You are viewing a plain text version of this content. The canonical link for it is here.
Posted to rivet-dev@tcl.apache.org by Harald Oehlmann <ha...@elmicron.de> on 2012/03/14 16:01:44 UTC

Encode entities

Is there an utf-8 to html entity encoder in the rivet standard library ?
If not, I would favor to include:
	http://wiki.tcl.tk/26403
which is identical to tcllib html::html_entities
-Harald

---------------------------------------------------------------------
To unsubscribe, e-mail: rivet-dev-unsubscribe@tcl.apache.org
For additional commands, e-mail: rivet-dev-help@tcl.apache.org


Re: Encode entities

Posted by Massimo Manghi <ma...@unipr.it>.
On 22.03.2012 11:13, Harald Oehlmann wrote:

> My compassion for the workload experience, sorry for that.
>
> I just wanted to state, that technically utf8 is sufficient.
> For other common encodings (html entities is not really an encoding),
> one may use:
> % rivet::entities [encoding convertfrom cp850 "\x8eh"]
> &Auml;h
>
> to recode the Text "Äh" from DOS CP850 to html entities.
>
> IMHO this is not much less elegant than:
> rivet::encode "\x8eh" -encoding cp850
>
> Or do I miss something obvious ?
>
> -Harald
>

No I think you have the whole picture. Even though this is
no more than a wrapper of other stuff, it could turn out
to be a central utility on which build other functionalities.

  -- Massimo


---------------------------------------------------------------------
To unsubscribe, e-mail: rivet-dev-unsubscribe@tcl.apache.org
For additional commands, e-mail: rivet-dev-help@tcl.apache.org


Re: Encode entities

Posted by Harald Oehlmann <ha...@elmicron.de>.
Am 22.03.2012 10:56, schrieb Massimo Manghi:
> Perhaps no one will use it, but it won't be only unused component of
> Rivet. I've been
> working on an application that gets data and templates from different
> sources
> which may well use different encodings, so it won't be completely
> useless for me

My compassion for the workload experience, sorry for that.

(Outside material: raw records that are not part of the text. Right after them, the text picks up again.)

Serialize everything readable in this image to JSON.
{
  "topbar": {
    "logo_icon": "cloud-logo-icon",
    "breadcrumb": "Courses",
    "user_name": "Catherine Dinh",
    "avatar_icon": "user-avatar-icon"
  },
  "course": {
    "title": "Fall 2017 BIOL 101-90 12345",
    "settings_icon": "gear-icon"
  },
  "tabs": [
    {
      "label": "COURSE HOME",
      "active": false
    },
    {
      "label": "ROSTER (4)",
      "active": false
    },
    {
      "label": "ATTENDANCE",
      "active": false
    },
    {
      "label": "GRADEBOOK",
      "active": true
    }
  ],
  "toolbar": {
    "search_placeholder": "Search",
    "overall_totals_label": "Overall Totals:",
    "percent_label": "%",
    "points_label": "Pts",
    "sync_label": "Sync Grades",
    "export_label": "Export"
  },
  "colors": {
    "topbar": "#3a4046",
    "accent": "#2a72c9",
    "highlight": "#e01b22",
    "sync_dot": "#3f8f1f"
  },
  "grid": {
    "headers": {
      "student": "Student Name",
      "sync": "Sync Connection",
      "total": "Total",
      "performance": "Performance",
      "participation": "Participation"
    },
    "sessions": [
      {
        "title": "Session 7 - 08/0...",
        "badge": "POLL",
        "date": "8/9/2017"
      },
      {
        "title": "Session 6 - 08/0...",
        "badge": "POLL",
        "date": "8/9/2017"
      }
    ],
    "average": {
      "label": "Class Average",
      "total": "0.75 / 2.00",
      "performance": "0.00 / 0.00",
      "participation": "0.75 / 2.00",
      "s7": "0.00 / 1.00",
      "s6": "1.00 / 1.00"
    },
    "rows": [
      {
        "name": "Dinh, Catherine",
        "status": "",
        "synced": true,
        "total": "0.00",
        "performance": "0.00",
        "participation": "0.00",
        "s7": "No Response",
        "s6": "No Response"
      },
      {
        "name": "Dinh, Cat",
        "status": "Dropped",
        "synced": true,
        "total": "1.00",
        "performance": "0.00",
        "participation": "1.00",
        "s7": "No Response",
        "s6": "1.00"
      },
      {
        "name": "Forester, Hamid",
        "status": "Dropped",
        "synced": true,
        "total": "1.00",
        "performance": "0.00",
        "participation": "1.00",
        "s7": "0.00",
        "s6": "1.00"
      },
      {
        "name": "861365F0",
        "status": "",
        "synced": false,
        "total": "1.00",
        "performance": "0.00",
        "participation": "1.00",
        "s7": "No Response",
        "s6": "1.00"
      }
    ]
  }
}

I just wanted to state, that technically utf8 is sufficient.
For other common encodings (html entities is not really an encoding),
one may use:
% rivet::entities [encoding convertfrom cp850 "\x8eh"]
&Auml;h

to recode the Text "Äh" from DOS CP850 to html entities.

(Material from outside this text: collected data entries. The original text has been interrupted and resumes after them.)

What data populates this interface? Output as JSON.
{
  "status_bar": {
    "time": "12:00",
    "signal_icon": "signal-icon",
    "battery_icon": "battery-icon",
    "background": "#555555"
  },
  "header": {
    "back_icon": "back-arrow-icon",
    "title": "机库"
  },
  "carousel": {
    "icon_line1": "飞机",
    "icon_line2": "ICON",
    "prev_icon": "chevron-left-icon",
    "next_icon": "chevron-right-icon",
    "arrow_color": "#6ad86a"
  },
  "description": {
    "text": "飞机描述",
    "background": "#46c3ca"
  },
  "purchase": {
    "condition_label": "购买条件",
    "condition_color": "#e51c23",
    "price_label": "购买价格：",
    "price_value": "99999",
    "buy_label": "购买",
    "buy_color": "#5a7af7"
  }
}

IMHO this is not much less elegant than:
rivet::encode "\x8eh" -encoding cp850

Or do I miss something obvious ?

-Harald

---------------------------------------------------------------------
To unsubscribe, e-mail: rivet-dev-unsubscribe@tcl.apache.org
For additional commands, e-mail: rivet-dev-help@tcl.apache.org


Re: Encode entities

Posted by Massimo Manghi <mx...@apache.org>.
On 22.03.2012 10:31, Harald Oehlmann wrote:
>
> I am sorry, IMHO this overstates the case.
>
> IMHO, there is no need to support other encodings. One would use to
> prepare the string with "encoding convertfrom" but this is rarely
> needed. We need a tool to output html dynamic text. As utf8 is the
> default Tcl encoding (e.g.) we have everything in utf8.
>
> By the way, I have asked on clt, if it would be possible to use
> "encoding convertto" to do html entities:
> 
> http://groups.google.com/group/comp.lang.tcl/browse_thread/thread/7d6b2aace01d7043#
>
> -Harald
>

I hate to leave half baked ideas around...:-( I'm rather obsessive at 
this and
I have too many things left around on my desk, if I can finish one I 
have
a chance to feel better.

Therefore I'm exploiting 'encoding convertto' to support more than one 
encoding,
use UTF-8 and intermediate encoding and then output html entities.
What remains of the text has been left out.